Ronnie Lott: Chance to show Dwight Clark how much we care

SANTA CLARA – In less than a year since a group of former 49ers players came together to form the Golden Heart Fund, the non-profit organization has provided valuable assistance.

“We’ve made some progress with the idea of knowing there are some people in need, so we’ve been able to make some grants to some of the ex-Niners,” Hall of Famer Ronnie Lott told NBC Sports Bay Area.

“We’ve been able to respond. This is more about us being able to give guys the ability to know they can have, as (former 49ers linebacker and Golden Heart Fund board member) Ron Ferrari says, a hand up not a hand out.”

The organization is in the midst of a fund-raising drive this week in conjunction with "Dwight Clark Day" on Sunday. The 49ers face the Dallas Cowboys at Levi’s Stadium, and Clark will be the guest of honor. More than 35 players from the 49ers' first Super Bowl championship team are expected to be in attendance.

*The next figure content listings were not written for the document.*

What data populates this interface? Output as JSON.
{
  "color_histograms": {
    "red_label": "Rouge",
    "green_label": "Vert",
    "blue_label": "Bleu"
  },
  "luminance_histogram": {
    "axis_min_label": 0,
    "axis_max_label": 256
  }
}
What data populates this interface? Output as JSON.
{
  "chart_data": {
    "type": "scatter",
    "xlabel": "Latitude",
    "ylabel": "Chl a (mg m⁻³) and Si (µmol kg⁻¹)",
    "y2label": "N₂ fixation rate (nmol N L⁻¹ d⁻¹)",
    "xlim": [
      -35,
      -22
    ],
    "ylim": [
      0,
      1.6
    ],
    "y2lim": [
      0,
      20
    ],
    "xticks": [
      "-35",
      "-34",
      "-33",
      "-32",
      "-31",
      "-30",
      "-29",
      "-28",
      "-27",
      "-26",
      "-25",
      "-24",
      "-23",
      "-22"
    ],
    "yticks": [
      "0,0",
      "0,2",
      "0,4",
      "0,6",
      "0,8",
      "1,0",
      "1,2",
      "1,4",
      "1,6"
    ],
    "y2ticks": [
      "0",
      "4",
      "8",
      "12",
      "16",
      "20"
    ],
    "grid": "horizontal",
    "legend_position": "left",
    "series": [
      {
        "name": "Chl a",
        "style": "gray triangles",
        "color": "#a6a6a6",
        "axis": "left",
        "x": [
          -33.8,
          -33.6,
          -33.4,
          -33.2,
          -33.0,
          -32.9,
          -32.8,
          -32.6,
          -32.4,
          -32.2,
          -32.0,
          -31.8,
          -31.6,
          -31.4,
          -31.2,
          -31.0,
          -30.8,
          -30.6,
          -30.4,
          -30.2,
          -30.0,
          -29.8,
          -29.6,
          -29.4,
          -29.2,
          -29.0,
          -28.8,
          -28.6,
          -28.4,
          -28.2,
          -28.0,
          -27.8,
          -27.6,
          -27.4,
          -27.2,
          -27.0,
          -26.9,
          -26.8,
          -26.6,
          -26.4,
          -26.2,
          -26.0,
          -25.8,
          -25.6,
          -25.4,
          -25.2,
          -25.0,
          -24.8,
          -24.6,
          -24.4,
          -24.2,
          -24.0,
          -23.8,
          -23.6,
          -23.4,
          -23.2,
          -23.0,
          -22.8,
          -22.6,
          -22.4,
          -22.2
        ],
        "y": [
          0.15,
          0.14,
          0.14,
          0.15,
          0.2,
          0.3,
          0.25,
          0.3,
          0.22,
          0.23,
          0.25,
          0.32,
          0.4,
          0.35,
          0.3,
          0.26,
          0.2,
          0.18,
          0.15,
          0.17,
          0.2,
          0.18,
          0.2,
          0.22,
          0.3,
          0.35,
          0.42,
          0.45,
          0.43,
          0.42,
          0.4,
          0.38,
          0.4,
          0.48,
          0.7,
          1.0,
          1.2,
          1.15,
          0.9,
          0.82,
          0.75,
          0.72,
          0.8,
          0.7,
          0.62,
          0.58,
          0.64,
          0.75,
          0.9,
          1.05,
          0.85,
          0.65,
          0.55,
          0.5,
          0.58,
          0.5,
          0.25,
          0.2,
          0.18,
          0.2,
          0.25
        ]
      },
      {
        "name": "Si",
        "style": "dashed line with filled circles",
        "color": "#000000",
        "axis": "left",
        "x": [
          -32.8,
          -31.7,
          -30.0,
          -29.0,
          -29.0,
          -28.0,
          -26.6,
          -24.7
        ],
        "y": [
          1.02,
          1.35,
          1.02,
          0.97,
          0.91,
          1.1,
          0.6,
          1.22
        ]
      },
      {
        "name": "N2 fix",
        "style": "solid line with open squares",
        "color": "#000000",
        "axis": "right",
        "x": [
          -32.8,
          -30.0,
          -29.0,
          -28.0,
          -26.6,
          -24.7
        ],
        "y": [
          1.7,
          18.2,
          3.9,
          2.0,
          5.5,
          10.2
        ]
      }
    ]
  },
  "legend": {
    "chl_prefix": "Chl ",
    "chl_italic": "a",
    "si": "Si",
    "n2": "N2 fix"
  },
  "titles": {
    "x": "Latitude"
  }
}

Clark played nine seasons for the 49ers and provided the most memorable play in franchise history with “The Catch” against Dallas in the 1981 NFC Championship game, which propelled the organization to its first Super Bowl. Clark served as a front-office executive for a decade after his playing days.

In March, Clark announced he was diagnosed with ALS. He is scheduled to attend Sunday’s game and make some remarks at halftime from a suite.

“It’s unbelievable we are having an opportunity to celebrate an incredible day for this gentleman,” Lott said. “We can all say there was a moment in time in which we stood on his shoulders after making that catch. Now, we get a chance to lift him up a little bit and let him know how much we all care.”

Lott said Clark has been a champion of the Golden Heart Fund from its inception. Past and current 49ers ownership has supported the organization, which provides financial support for former 49ers players in times of physical, emotional and financial need.

“It’s the spirit of Dwight,” Lott said. “It’s more about the funds going in through his efforts. He’s paying it forward.”

--The public can made a direct contribution to the fund at GoldenHeartFund.org.

--Proceeds from the 50/50 raffle at Sunday’s game will benefit the Golden Heart Fund.

--Twenty-five percent of proceeds from the sales of Dwight Clark apparel purchased on game day will go to the fund.

--Half of all proceeds from admission to the 49ers Museum at Levi’s Stadium throughout the year will go to the charity.

-- On Sunday, Nov. 19, Levi’s Stadium and race grand marshal Roger Craig will host the first Golden Heart 4.9K Run with all proceeds from the event going to the Golden Heart Fund. Runners can register GoldenHeartRun.com.